Here's an interesting read:
http://opinion.financialpost.com/2011/04/07/climate-models-go-cold/
The whole idea that carbon dioxide is the main cause of the recent global warming is based on a guess that was proved false by empirical evidence during the 1990s.
And now we know what would have happened if you had posted on P&CE.
Sigh.
One would have to wait a long time for people who were dead wrong and have been proven to have been dead wrong to ever say they were wrong.
What is this? Skeptical analysis? Evidence-based thinking? Going where the data leads?
*sniff*
I love you guys!
Barbara Tuchman defined folly as doing something dumb at a time when it was obvious it was dumb and other people were pointing out that it was dumb. She wrote a whole book about it, and from Troy to VietNam, one would be hard-pressed to find anyone willing to say, "I was dumb."
Indeed.

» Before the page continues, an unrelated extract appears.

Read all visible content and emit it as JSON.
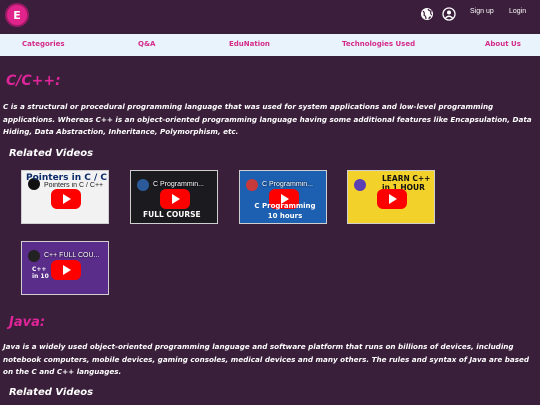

I'm continually amused by the attempts of the doomsayers to push ever more extreme 'we're all going to die!' claims when the rest of the world has got bored of 'climate change' and realised what nonsense it is.
The Earth has long had a carbon-cycle process, and the percentage of CO2 in the atmosphere has varied over geologic time. About two things, there seems to me no factual question:
1. CO2 does act in the atmosphere as a major greenhouse gas.
2. Regardless of what "natural" processes may be doing, it cannot possibly help that humans are artificially introducing CO2 into the atmosphere.
Where's the skepticism? Sorry, but a main part of scientific research is skepticism, and all I'm seeing here are statements saying here's definitive proof and anybody who doesn't agree has their head in the sand.
I read the article. It's fraught with terms such as "We think ...", "It is thought to be...", and other hedges that basically indicates that they have some data and they are interpreting it the way they want. (read using the data to fit their preconceived model) That's a hypothesis, not proof or a fact.
Also, this is a very narrow study. There's so many other possible correlations, effects, and results that this study cannot possibly reveal, that no general conclusions should be made from it. Some specific and interesting results are there, I'm sure, but hardly proof of something profound. Hype is not the friend of the scientist except for getting more funding.
You should probably define "major greenhouse gas".
What does major mean? Is it concentration? And by what standard is this measured?